Here are some improvements:
- mobile0.25: change output channel from 64-> 128 increases > 1 AP for each group of data. Easy Val AP: 0.9173621803802692 Medium Val AP: 0.8962414033919657 Hard Val AP: 0.7556337455094042 CPU 0.0959 GPU: 0.0044
- mobilenetv3 Small 128 output channel: 6.6M Easy Val AP: 0.9322953274903119 Medium Val AP: 0.9116441066993648 Hard Val AP: 0.7799313057781694 CPU 0.0911 GPU 0.0080
- shufflenetv2 2.2M Easy Val AP: 0.9165965195928714 Medium Val AP: 0.8900462910575522 Hard Val AP: 0.7416302903715322 CPU 0.1960 GPU 0.0153
The CPU speed of shufflenetv2 in your testing result was slower than expected. Did you test the ShuffleNetV2-0.25x or ShuffleNet-0.5x(g=3) on it?
If I did not mention anything else, It means that the network is the same as the default. pls check it
@quocnhat, would you mind sharing your mobilenetv2_100 net please? I don‘t find it in https://github.com/rwightman/pytorch-image-models/tree/master/timm.

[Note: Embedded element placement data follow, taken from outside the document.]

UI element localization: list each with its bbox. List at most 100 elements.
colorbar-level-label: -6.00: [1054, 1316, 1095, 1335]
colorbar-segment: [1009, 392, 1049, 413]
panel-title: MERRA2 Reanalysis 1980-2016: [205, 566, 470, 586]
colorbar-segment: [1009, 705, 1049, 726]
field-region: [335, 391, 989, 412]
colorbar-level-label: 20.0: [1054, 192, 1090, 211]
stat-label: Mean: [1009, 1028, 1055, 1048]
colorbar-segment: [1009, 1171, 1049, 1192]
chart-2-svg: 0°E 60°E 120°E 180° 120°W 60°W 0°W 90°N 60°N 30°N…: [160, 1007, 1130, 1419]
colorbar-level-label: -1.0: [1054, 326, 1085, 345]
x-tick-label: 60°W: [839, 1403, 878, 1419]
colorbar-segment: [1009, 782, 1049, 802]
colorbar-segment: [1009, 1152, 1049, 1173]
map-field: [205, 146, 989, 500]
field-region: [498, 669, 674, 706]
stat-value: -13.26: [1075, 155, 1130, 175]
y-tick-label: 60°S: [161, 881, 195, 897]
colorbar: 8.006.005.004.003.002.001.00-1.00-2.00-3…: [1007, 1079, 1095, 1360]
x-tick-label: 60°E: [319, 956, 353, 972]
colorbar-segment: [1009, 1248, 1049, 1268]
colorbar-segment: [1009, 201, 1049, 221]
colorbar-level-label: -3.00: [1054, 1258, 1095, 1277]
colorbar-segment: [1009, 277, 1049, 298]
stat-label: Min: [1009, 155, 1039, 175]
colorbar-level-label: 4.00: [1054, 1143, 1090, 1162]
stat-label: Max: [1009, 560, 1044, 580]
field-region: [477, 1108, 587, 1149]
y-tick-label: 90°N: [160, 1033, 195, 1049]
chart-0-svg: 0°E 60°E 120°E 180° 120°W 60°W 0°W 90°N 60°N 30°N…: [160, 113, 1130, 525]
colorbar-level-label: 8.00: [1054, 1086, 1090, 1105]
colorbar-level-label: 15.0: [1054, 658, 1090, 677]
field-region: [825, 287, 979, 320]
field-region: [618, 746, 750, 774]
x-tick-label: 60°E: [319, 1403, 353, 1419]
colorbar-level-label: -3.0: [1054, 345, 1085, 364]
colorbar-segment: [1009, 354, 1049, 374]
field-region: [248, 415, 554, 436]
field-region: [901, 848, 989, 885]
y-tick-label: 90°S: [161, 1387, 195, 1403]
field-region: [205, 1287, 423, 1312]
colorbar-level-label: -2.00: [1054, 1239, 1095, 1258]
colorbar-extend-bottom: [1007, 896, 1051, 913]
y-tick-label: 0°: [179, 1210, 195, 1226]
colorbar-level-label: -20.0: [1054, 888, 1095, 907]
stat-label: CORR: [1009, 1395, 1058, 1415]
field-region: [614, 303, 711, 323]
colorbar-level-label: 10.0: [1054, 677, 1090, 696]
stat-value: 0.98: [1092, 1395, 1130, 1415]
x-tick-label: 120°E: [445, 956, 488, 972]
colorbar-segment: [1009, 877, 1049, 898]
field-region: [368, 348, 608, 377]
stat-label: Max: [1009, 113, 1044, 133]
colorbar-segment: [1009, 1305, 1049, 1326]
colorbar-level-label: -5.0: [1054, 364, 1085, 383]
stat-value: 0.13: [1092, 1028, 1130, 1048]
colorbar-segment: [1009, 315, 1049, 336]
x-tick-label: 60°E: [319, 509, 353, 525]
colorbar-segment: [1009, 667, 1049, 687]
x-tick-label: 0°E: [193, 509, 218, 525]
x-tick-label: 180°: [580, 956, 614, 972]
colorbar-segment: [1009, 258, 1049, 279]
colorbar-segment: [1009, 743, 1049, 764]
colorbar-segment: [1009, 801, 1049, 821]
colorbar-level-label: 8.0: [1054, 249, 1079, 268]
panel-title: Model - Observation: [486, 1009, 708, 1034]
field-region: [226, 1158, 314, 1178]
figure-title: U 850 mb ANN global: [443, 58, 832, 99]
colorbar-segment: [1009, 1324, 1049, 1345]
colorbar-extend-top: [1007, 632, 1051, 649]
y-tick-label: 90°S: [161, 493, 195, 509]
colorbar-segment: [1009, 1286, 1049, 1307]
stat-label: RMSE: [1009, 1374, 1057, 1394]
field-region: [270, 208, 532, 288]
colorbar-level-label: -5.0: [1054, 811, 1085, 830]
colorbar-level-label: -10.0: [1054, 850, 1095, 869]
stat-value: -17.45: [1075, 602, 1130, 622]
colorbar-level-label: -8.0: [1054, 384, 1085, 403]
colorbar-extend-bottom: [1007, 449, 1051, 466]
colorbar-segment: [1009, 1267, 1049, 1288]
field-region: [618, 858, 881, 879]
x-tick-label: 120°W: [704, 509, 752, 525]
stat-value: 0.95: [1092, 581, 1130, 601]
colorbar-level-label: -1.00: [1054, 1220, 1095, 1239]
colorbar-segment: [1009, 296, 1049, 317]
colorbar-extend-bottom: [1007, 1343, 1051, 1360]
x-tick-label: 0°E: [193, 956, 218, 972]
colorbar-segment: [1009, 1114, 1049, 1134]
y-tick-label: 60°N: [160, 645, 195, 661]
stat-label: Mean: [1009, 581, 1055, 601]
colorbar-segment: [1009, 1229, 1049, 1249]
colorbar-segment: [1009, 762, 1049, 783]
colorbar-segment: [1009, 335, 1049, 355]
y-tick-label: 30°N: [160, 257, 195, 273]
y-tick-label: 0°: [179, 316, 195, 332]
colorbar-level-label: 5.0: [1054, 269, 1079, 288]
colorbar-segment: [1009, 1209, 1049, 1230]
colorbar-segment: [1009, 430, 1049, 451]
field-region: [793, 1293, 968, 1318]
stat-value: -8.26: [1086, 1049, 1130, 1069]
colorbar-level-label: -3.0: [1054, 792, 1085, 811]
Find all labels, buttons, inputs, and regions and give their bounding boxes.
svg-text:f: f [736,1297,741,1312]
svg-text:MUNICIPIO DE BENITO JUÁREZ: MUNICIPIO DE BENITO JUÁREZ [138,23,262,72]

https://rwightman.github.io/pytorch-image-models/
This is what you need, please check
Thank you for the reference, but I'm still having trouble to use timm models, like setting cfg parameters (specialy return_layers) and such. Could you please give more info on that? Thank you
Edit: I managed to use the parameter features_only to obtain the FPN, Thank you for the tips!
You're right. The more expressive the backbone network is, the better it performs, but the slower the speed will be.